Plaintiff Agbasi revives the unsuccessful argument from her summary judgment motion that this case is governed by Article 22(5), which provides that the limitations on liability in Article 22(2)

shall not apply if it is proved that the damage resulted from any act or omission of the carrier, its servants or agents, done with the intent to cause damage or recklessly and with the knowledge that damage would probably result; provided that, in the case of such an act or omission of a servant or agent, it is also proved that such servant or agent was acting within the scope of its employment.

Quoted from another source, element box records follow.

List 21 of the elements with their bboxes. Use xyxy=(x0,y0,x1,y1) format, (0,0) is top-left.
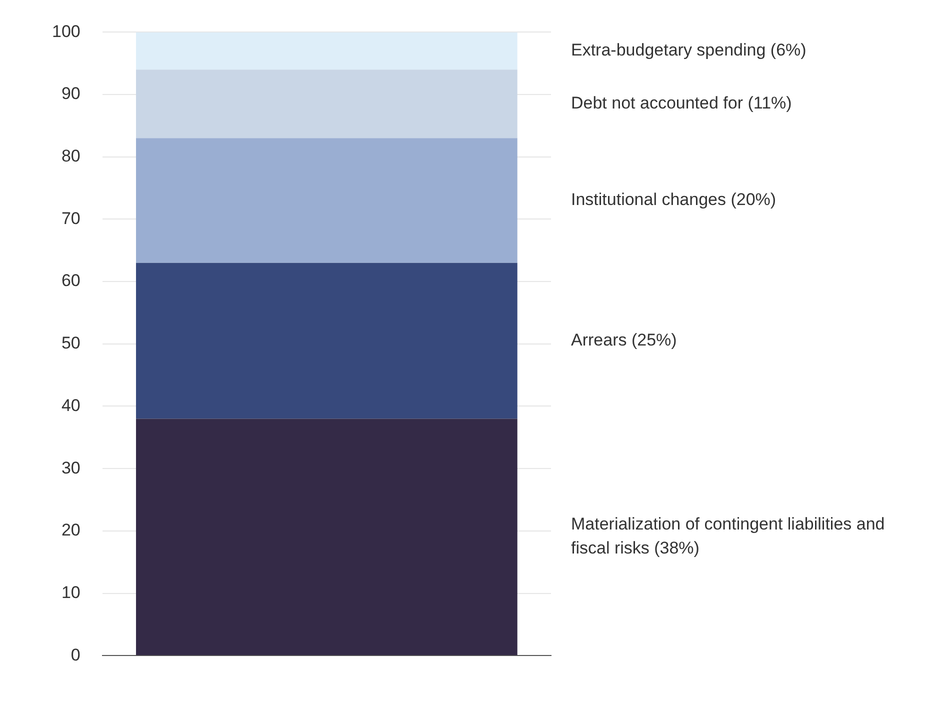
y-tick-label: 30 xyxy=(61,458,80,478)
bar xyxy=(136,262,518,419)
y-tick-label: 50 xyxy=(61,334,80,353)
bar xyxy=(136,418,518,656)
bar xyxy=(136,32,518,70)
text: Institutional changes (20%) xyxy=(571,190,776,210)
y-tick-label: 100 xyxy=(52,22,80,41)
y-tick-label: 0 xyxy=(70,645,80,664)
y-tick-label: 70 xyxy=(61,208,80,228)
text: Arrears (25%) xyxy=(571,330,677,350)
y-tick-label: 90 xyxy=(61,84,80,104)
y-tick-label: 60 xyxy=(61,271,80,290)
bar xyxy=(136,138,518,263)
y-tick-label: 40 xyxy=(61,396,80,415)
y-tick-label: 10 xyxy=(61,582,80,602)
text: Materialization of contingent liabilities and fiscal risks (38%) xyxy=(571,514,885,558)
bar xyxy=(136,70,518,138)
y-tick-label: 80 xyxy=(61,146,80,166)
text: Extra-budgetary spending (6%) xyxy=(571,40,806,60)
text: Debt not accounted for (11%) xyxy=(571,94,792,113)
y-tick-label: 20 xyxy=(61,520,80,540)
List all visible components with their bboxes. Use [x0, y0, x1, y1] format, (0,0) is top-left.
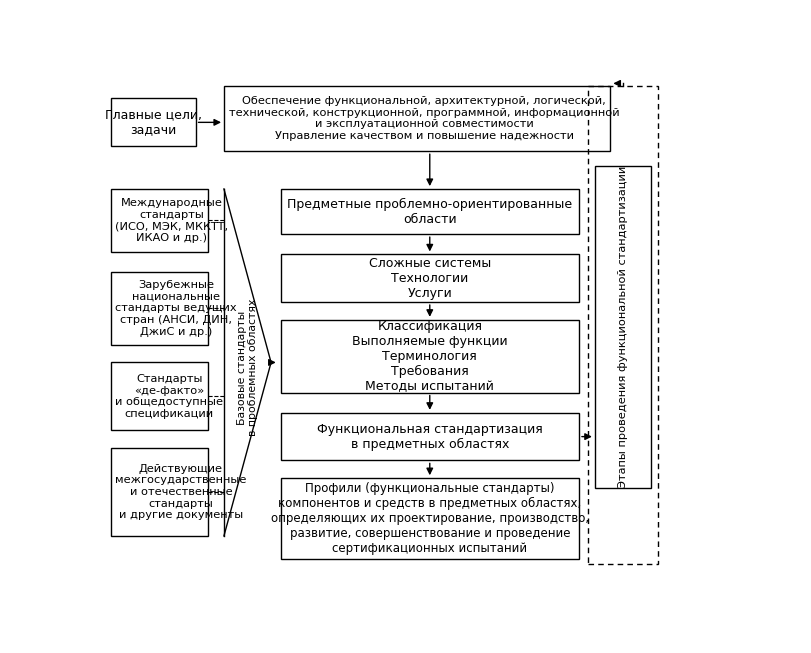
FancyBboxPatch shape [111, 272, 208, 345]
Text: Предметные проблемно-ориентированные
области: Предметные проблемно-ориентированные обл… [287, 198, 573, 226]
FancyBboxPatch shape [594, 167, 651, 488]
FancyBboxPatch shape [224, 86, 611, 151]
Text: Главные цели,
задачи: Главные цели, задачи [105, 108, 202, 136]
Text: Действующие
межгосударственные
и отечественные
стандарты
и другие документы: Действующие межгосударственные и отечест… [115, 464, 247, 520]
FancyBboxPatch shape [281, 254, 579, 302]
Text: Обеспечение функциональной, архитектурной, логической,
технической, конструкцион: Обеспечение функциональной, архитектурно… [229, 96, 620, 141]
Text: Этапы проведения функциональной стандартизации: Этапы проведения функциональной стандарт… [618, 166, 628, 488]
FancyBboxPatch shape [111, 362, 208, 430]
FancyBboxPatch shape [281, 189, 579, 234]
Text: Зарубежные
национальные
стандарты ведущих
стран (АНСИ, ДИН,
ДжиС и др.): Зарубежные национальные стандарты ведущи… [115, 280, 237, 337]
Text: Классификация
Выполняемые функции
Терминология
Требования
Методы испытаний: Классификация Выполняемые функции Термин… [352, 319, 508, 392]
Text: Международные
стандарты
(ИСО, МЭК, МККTT,
ИКАО и др.): Международные стандарты (ИСО, МЭК, МККTT… [115, 198, 229, 243]
FancyBboxPatch shape [111, 189, 208, 252]
Text: Сложные системы
Технологии
Услуги: Сложные системы Технологии Услуги [369, 257, 491, 300]
FancyBboxPatch shape [281, 478, 579, 558]
Text: Профили (функциональные стандарты)
компонентов и средств в предметных областях,
: Профили (функциональные стандарты) компо… [271, 482, 589, 555]
FancyBboxPatch shape [111, 448, 208, 536]
FancyBboxPatch shape [111, 99, 195, 146]
FancyBboxPatch shape [281, 320, 579, 392]
Text: Стандарты
«де-факто»
и общедоступные
спецификации: Стандарты «де-факто» и общедоступные спе… [115, 374, 223, 419]
FancyBboxPatch shape [281, 413, 579, 460]
Text: Функциональная стандартизация
в предметных областях: Функциональная стандартизация в предметн… [317, 422, 543, 451]
Text: Базовые стандарты
в проблемных областях: Базовые стандарты в проблемных областях [237, 299, 259, 436]
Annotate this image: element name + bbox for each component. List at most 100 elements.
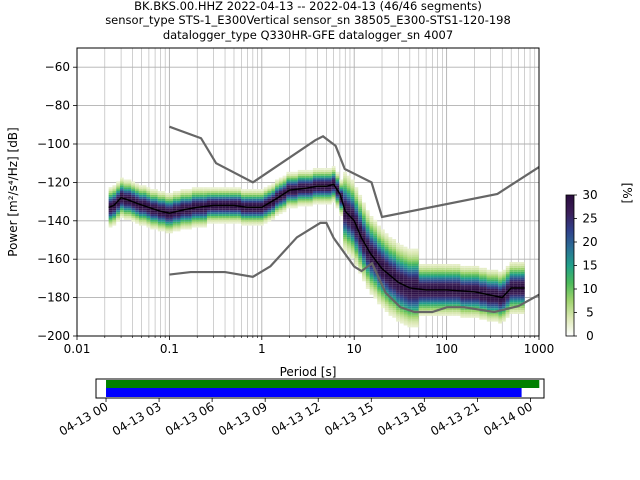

Montreal Convention, Art. 22(5) (emphasis added). However, she again fails to provide the requisite proof that Iberia employees who stole items from her baggage did so in the scope of their employment. She has not and cannot prove that the removal of her items was an action taken with the purpose of serving Iberia. See Rodman v. CSX Intermodal, Inc., 405 Ill.App.3d 332, 335, 938 N.E.2d 1136, 1139 (Ill.App.Ct. 2010) (employee conduct is within the scope of his employment only if "it is actuated, at least in part, by a purpose to serve the master") (quoting Restatement (Second) of Agency ยง 118 (1958)). Plaintiff Agbasi has failed to provide any other legal basis for the application of Article 22(5) to this case. Therefore, the damages are limited to the value of 1, 131 SDRs.

Finally, Article 23 of the Montreal Convention provides that the conversion from SDRs to United States dollars shall be "based on valuation on the date of judgment, " and shall be computed according to the International Monetary Fund ("IMF") "method of valuation when calculating tables in their national currency." Montreal Convention, Art. 23. For the date of judgment, January 9, 2014, the IMF valuation for an SDR was $1.53, entitling Plaintiff Agbasi to $1, 730.43.

II.

For the foregoing reasons, Defendants' motion is granted and a judgment of $1, 730.43 is entered in favor of Plaintiff Agbasi.